Catholics, Protestants, and youths of other faiths (or no faith at all) seek answers to these questions. We must be worthy guides. Rabbi Abraham Heschel, a great thinker and teacher of the 20th century, once said, “For the essence and greatness of man do not lie in his ability to please his ego, to satisfy his needs, but rather to stand above his ego, to ignore his own needs; to sacrifice his own interests for the sake of the holy.”
I saw how true this was with Mother Teresa of Calcutta, with whom I was honored to work. Even though she labored among lepers and the destitute, she was not discouraged or fearful about the future. In fact, she was quite cheerful.

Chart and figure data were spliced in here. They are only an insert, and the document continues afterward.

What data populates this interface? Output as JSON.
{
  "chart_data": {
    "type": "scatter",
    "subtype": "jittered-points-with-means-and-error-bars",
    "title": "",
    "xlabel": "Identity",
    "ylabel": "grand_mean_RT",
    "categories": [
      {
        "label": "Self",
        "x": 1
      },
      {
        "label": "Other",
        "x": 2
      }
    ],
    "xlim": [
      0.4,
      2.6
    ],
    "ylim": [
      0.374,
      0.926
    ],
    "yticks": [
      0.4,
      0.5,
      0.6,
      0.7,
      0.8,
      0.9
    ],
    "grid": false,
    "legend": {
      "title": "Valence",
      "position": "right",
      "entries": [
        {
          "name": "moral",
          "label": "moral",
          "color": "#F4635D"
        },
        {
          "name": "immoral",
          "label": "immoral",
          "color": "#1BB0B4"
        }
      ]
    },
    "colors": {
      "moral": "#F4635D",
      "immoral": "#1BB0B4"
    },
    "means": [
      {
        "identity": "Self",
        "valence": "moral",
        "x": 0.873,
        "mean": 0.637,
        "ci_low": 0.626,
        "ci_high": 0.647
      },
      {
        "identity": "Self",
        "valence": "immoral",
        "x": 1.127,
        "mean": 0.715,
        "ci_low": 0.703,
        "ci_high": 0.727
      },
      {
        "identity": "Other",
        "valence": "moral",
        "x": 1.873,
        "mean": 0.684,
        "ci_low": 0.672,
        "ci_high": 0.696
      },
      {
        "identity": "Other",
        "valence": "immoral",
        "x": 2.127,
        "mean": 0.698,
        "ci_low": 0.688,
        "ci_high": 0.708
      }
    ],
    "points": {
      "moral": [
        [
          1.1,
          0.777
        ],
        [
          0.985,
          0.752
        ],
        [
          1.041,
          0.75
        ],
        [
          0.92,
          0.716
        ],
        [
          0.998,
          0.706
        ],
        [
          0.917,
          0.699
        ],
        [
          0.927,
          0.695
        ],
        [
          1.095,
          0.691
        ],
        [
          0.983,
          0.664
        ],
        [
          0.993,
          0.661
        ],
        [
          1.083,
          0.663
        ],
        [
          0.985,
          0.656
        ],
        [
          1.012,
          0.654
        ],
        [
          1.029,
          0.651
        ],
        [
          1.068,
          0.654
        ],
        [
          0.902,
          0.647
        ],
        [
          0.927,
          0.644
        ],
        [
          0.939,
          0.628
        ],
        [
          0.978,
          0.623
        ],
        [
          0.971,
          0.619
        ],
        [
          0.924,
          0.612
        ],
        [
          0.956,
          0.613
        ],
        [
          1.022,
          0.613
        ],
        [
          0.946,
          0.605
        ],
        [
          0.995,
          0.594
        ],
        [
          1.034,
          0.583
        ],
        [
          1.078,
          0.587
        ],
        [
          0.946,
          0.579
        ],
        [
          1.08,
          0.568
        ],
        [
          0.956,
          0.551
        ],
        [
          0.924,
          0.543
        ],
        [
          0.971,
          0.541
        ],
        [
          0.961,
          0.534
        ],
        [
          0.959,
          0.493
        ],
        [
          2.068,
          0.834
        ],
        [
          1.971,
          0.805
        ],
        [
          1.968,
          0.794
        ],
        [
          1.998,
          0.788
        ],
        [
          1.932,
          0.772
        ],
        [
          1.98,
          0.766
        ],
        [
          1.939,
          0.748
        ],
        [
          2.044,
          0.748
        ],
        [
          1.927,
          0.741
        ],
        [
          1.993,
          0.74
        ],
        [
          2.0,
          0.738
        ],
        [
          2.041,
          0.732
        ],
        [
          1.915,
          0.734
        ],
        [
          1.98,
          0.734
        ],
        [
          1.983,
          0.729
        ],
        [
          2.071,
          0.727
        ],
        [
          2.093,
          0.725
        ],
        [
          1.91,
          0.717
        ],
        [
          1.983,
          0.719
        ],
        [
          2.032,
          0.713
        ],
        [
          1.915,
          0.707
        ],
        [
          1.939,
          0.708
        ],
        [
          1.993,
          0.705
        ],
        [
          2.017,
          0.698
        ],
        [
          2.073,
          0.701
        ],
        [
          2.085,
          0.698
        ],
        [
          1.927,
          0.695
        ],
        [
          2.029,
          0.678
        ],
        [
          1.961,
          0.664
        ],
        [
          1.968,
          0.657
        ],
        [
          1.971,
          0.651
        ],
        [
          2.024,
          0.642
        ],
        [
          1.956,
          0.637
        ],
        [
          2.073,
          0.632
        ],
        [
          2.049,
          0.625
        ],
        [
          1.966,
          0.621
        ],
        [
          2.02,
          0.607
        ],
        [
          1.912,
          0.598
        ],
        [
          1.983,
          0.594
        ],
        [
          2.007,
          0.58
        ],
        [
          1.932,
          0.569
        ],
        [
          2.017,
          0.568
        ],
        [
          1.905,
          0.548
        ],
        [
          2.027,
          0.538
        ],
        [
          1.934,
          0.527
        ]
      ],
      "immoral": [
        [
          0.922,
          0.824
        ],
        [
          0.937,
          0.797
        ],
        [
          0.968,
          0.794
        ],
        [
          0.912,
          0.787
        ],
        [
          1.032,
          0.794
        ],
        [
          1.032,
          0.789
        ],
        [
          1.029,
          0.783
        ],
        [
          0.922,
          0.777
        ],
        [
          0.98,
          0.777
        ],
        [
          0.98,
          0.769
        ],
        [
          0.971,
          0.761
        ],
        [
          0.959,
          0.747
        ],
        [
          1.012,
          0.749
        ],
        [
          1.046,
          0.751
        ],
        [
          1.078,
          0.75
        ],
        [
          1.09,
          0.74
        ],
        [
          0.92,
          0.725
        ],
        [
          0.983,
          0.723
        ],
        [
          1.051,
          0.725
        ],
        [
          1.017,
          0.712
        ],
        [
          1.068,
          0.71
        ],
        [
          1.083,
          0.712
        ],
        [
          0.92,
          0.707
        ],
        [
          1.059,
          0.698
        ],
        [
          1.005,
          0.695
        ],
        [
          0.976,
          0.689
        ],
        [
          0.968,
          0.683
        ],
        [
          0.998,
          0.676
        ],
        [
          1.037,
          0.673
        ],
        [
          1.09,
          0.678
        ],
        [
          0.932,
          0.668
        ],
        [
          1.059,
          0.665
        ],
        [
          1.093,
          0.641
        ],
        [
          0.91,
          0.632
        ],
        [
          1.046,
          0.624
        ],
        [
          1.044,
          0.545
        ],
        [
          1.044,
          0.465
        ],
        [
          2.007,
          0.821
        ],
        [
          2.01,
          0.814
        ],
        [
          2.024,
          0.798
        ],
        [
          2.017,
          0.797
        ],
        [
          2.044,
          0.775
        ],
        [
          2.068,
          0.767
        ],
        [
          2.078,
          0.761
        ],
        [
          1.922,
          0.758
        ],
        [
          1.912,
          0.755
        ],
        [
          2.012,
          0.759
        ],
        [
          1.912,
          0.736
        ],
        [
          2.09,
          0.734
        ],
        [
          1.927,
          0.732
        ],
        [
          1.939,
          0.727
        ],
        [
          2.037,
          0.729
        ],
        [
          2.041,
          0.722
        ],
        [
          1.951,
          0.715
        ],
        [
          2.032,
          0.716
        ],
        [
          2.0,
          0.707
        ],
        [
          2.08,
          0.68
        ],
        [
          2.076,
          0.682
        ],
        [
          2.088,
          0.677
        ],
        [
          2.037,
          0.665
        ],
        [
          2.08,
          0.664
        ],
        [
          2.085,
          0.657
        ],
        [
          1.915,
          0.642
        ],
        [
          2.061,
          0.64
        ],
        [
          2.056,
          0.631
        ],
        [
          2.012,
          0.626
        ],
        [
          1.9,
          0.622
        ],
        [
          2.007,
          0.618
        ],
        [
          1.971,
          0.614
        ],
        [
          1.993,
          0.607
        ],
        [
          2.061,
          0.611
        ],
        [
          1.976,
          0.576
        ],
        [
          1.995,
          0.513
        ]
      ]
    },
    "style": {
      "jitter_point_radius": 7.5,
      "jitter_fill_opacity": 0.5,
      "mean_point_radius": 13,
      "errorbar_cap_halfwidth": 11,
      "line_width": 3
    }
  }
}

I remember once driving Mother Teresa and Sandy McMurtrie—her close friend—around Mexico and seeing Mother stare out of the van window at the huts in which the poor lived. Her eyes burned with compassion and concern but conveyed no sense of despair. Throughout her life she had witnessed misery and yet she was filled with joy and hope.
She knew, as St. Paul’s letter to the Romans says, that the sufferings of the present are as nothing” compared to the glory to come. She knew, like Paul, that “the world itself will be freed from its slavery to corruption and share in the glorious freedom of the children of God.” Her response to human anguish was simple: She loved. If you were to visit her tomb in Calcutta, you would see the simple inscription of John 15:12: “Love one another as I have loved you.”
It is my belief that this command of Jesus must be at the heart of a liberal arts education. We must help these young men and women emerge as bright, hopeful, helpful people. Without sacrificing academic excellence, we must long for their spiritual development—never coercing but always advancing our proud Catholic heritage. His Holiness Pope Benedict XVI said recently, “When we bring people only knowledge, ability, technical competence and tools, we bring them too little.” He correctly identifies the failing of many institutions of higher learning—including many prominent ones that have strayed from their faith-based origins—to prepare young men and women for the broader purposes of life.
Students graduating from Catholic colleges and universities should be prepared to make a living for themselves and a difference for others. They should burn with a passion for the truth in order to confront and change our culture rather than simply conforming to it. In so doing, they will join the good company of Catholic graduates who have made great contributions as inventors, doctors, writers, and teachers—and better still, as fathers and mothers, priests and religious.
St. Thomas More, on the night before he went home to God from the Tower of London, took a piece of coal in his hand and wrote to his beloved daughter Margaret these tender words: “Fare. well, my dear child and pray for me, and I shall for you and all your friends that we may merrily meet in heaven.”
May we all merrily meet in heaven one day. Until such time, may we follow the advice of Boniface Wimmer, Benedictine monk and founder of St. Vincent College, and “move forward, always forward, everywhere forward.”